I can't find the orthogonal of this set $C= \left\{ u \in L^2(0,2): \int_0^2 u(t)dt=1 \right\}$.
By applying the standard definition I have to find some conditions on $v(x)$ such that $\int_0^2 u(x)v(x)dx=0$ for every $u \in L^2$. I tried to write $v(x)=v(x)+1-1$ in order to use the fact that $u$ belongs to $C$, but I still can't solve the problem. For sure $v(x)=0 \in C^{\perp}$
Any hint or else would be really appreciated
The orthogonal is trivial.
Indeed, assume $v \in C^\perp$.
If $\int_0^2 v(t)\,dt \ne 0$, then $$\int_0^2 \frac{v(x)}{\int_0^2 v(t)\,dt}\,dx = \frac{\int_0^2 v(x)\,dx}{\int_0^2 v(t)\,dt} = 1$$ so we have $\frac{v}{\int_0^2 v(t)\,dt} \in C$. Therefore $v \perp \frac{v}{\int_0^2 v(t)\,dt}$ which implies $v \perp v$ and hence $v = 0$.

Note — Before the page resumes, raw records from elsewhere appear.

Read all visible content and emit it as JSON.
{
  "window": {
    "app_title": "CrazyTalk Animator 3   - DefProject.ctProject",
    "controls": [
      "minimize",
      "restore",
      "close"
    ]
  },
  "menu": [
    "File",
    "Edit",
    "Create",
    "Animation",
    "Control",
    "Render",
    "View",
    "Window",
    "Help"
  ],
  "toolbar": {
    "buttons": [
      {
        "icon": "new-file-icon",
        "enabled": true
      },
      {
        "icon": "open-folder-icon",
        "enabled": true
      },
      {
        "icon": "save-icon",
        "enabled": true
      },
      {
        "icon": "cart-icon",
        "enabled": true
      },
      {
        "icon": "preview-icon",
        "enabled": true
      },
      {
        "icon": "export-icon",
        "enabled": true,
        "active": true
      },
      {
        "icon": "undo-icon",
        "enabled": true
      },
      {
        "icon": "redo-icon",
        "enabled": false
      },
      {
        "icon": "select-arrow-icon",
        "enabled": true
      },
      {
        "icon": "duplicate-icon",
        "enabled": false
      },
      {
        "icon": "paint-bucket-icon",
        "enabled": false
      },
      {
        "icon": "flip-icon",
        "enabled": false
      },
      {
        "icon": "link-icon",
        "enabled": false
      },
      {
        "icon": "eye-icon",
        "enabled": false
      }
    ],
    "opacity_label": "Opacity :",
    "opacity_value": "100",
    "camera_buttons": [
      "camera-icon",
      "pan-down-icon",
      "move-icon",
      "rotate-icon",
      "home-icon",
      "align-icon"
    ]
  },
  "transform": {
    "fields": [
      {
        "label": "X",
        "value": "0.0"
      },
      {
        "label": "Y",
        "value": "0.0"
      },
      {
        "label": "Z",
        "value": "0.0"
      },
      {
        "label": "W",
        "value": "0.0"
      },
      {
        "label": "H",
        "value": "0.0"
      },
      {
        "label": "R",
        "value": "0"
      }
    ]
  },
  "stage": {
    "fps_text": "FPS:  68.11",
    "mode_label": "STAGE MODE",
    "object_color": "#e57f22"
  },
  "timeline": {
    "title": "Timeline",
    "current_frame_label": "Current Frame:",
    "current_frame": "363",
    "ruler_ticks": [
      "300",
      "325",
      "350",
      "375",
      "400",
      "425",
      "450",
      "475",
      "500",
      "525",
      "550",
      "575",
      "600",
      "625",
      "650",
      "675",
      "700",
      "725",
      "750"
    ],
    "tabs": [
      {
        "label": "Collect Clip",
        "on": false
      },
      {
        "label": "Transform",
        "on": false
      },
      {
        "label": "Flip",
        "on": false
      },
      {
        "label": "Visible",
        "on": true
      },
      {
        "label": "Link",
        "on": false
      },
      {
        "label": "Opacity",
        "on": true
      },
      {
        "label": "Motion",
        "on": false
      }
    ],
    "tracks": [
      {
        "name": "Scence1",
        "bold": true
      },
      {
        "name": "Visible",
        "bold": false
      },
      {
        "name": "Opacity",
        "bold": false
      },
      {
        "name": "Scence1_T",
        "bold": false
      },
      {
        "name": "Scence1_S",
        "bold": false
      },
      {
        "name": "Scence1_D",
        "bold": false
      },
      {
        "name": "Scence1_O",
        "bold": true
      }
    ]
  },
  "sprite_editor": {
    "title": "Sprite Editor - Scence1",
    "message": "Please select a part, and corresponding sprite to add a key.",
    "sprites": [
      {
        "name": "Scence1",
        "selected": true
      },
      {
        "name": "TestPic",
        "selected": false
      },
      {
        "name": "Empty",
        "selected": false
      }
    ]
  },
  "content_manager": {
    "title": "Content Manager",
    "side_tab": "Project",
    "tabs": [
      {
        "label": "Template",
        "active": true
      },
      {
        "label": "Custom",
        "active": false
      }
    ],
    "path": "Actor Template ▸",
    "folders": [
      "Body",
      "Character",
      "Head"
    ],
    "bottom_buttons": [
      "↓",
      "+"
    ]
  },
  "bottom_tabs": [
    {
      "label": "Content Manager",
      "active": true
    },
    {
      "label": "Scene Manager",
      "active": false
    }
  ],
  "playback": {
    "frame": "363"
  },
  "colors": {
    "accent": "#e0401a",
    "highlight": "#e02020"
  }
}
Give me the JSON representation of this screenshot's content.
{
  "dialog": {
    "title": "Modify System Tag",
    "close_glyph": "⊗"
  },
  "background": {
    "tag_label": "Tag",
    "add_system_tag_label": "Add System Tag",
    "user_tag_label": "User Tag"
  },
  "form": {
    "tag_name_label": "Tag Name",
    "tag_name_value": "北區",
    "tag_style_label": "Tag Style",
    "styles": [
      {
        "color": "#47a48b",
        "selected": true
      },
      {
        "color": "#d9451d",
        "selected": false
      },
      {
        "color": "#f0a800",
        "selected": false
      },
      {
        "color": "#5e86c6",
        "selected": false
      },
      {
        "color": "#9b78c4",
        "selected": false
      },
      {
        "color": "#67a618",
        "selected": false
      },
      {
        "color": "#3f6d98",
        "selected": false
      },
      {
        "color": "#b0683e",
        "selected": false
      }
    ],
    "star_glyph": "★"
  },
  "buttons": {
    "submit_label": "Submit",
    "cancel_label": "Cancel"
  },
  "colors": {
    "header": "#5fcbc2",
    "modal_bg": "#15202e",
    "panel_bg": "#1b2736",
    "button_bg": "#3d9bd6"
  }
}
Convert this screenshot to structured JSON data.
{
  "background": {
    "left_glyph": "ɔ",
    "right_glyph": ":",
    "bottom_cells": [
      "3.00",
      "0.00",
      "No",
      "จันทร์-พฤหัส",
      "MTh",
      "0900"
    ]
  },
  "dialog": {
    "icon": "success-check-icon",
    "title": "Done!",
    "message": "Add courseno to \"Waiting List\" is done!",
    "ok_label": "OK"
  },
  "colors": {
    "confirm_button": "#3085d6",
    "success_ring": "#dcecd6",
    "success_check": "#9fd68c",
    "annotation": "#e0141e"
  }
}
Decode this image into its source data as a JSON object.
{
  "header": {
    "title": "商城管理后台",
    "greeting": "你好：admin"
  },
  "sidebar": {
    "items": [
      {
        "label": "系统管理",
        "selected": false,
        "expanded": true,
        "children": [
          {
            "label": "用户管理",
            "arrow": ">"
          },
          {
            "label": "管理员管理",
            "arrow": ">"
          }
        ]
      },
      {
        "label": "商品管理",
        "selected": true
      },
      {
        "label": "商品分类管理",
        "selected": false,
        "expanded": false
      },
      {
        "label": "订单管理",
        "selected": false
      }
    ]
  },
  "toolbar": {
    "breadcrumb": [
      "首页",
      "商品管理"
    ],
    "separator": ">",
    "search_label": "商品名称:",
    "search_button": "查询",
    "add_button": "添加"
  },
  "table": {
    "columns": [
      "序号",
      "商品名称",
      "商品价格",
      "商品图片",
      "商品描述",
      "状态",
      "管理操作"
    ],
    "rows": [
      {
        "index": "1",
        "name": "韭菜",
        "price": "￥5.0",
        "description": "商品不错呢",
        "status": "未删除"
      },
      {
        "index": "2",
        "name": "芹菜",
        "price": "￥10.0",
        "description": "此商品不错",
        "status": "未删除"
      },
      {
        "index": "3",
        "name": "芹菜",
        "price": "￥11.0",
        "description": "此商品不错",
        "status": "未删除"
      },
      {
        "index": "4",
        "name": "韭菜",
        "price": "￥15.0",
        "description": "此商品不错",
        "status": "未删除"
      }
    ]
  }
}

If $\int_0^2 v(t)\,dt = 0$, then for any $u \in C$ we have $$\int_0^2 (u(t) + v(t))\,dt = \int_0^2 u(t)\,dt + \int_0^2 v(t)\,dt = 1$$ so $u+v \in C$. Hence $v \perp u$ and $v \perp u+v$ imply $v \perp v$. It follows $v = 0$.